- Born: Ortona, Italy
- Education: University of Bologna (Graduation with honors) University of Milano (Master in Medical Statistics and Statistical Methods in Epidemiology)
- Occupations: Cancer researcher, Genetic epidemiologist, toxicologist

= Tommaso A. Dragani =

Italian genetic epidemiologist

Tommaso A. Dragani is an Italian genetic epidemiologist whose research is focused on understanding the genetic control of complex phenotypes.

Results from his studies allowed the chromosomal mapping of quantitative trait loci (QTLs) modulating the genetic predisposition to liver, lung and skin tumorigenesis, in animal models. His population-based studies resulted in the identification of genetic polymorphisms associated with the risk and prognosis of lung cancer. He contributed to discovering the mechanism underlying the association between polymorphisms in nicotinic acetylcholine receptor subunit genes on chromosome 15 and the risks of lung cancer and nicotine dependence. He contributed with a genome-wide study to the pharmacogenomics of pain relief in response to opioid therapy for cancer pain.

== Biography ==
Dragani was born in Ortona, Italy, and studied pharmacy at the University of Bologna where he received and MPharm degree in 1977. He then joined the National Cancer Institute in Milan as a researcher.

From June 1984 to June 1985, he was visiting scientist at the laboratory of Bernard Weinstein, Columbia University, and from September 1996 to February 1997 he was visiting scientist at the National Cancer Center Japan, working with Minako Nagao.

In 1998, Dragani was appointed Director of the Genetic Epidemiology and Pharmacogenomics Research Unit at the National Cancer Institute in Milan. In 2007 he achieved a Masters in Medical Statistics and Statistical Methods in Epidemiology by the University of Milan.

== Achievements ==
Tommaso A. Dragani identified genetic loci that influence the hereditary predisposition to liver cancer (Cancer Res. 1993;53:209-11), lung cancer (Nat Genet. 1993;3:132-6; Nat Genet.1996;12:455-7), and skin cancer (Oncogene. 2000;19:5324-8). He characterized genes involved in the hereditary predisposition to lung cancer in mice and identified genetic loci that modulate the expression of these genes (PLoS Genet. 2014;10:e1004307; Cancer Lett. 2016;375:221-230).

He conducted a genome-wide association study (GWAS) between genetic polymorphisms and lung cancer (J Clin Oncol. 2006;24:1672-8). He demonstrated that polymorphisms in the CHRNA5 gene promoter modulated the transcription of this gene, and thereby showed that genetic variants affected the risks of lung cancer and nicotine dependence (J Natl Cancer Inst. 2010;102:1366-70; Carcinogenesis. 2013;34:1281-5).

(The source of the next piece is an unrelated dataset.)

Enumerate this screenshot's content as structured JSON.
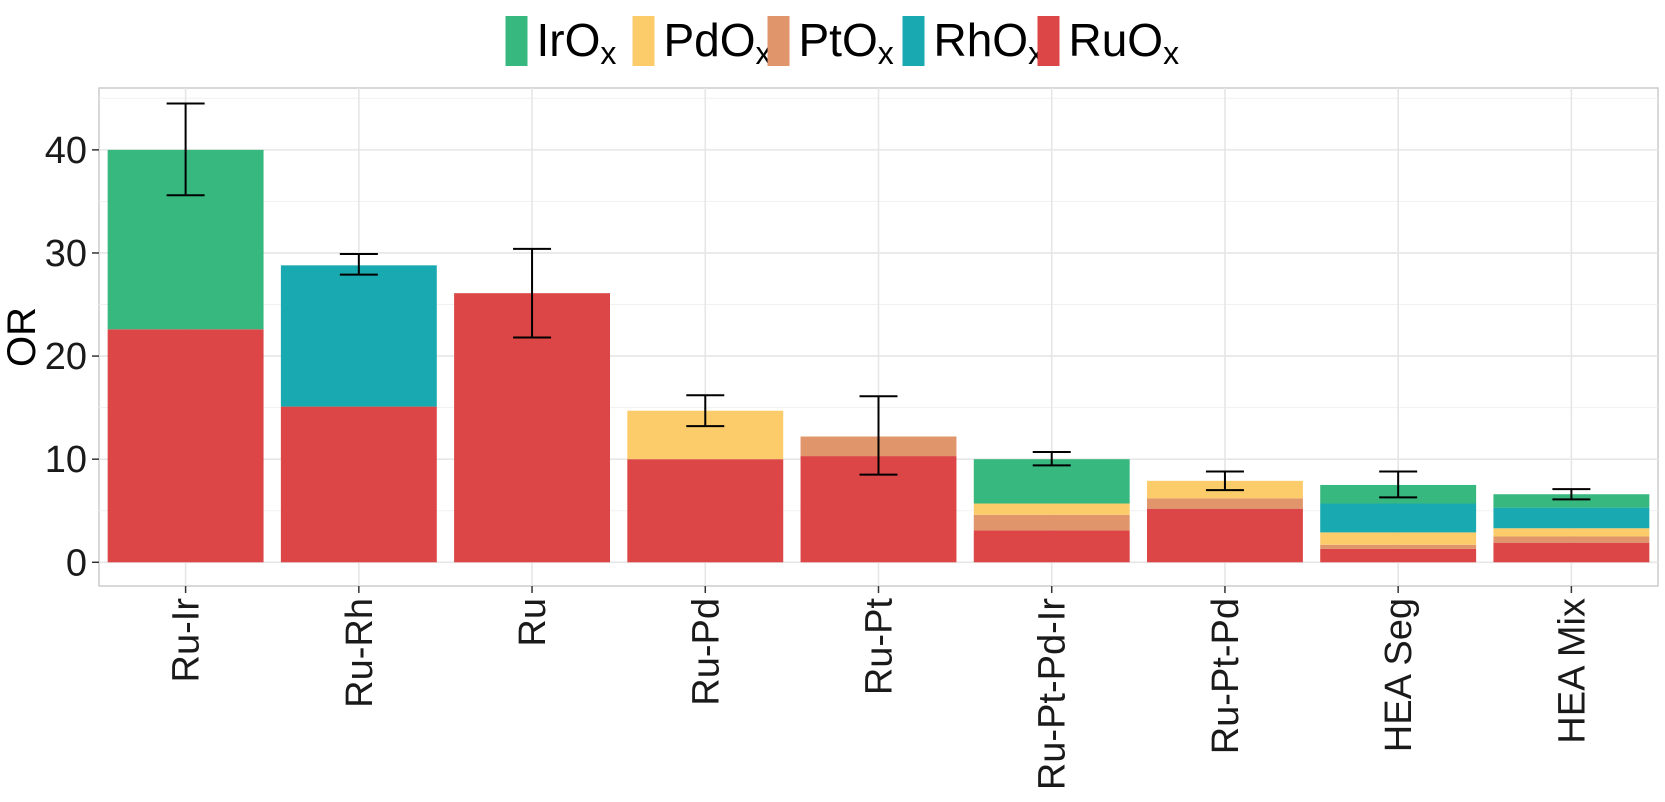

He did a GWAS on pain relief in cancer patients treated with opioids, demonstrating that different genetic loci control the individual response to this therapy (Clin Cancer Res. 2011;17:4581-7).

He discovered the tumor-promoting activity of 1,4-bis[2-(3,5-dichloropyridiloxy)]benzene (TCPOBOP), a constitutive androstan receptor agonist ( [12] and he characterized carcinogenicity of 2,3,7,8-tetrachlorodibenzo-p-dioxin (TCDD).

== Memberships ==
Tommaso A. Dragani participated as a member of International Working Groups on cancer research.
In particular, he was Member of six IARC Monographs Working Groups on the Evaluation of Carcinogenic Risks to Humans.

He, also, served as a Member of the International Lung Cancer Consortium (ILCCO), an organization that aims to share data from ongoing lung cancer case-control and cohort studies, in particular regarding genetic association studies. The overall objectives are to reduce duplication of research effort, replicate novel findings, and afford substantial cost savings through large collaborative efforts.

== Publications ==
Tommaso A. Dragani published more than 180 peer-reviewed articles.
His H-index is 40 (ResearchGate) and he has a ResearchGate score of 44.77.

He is author of Human Polygenic Diseases: Animal Models.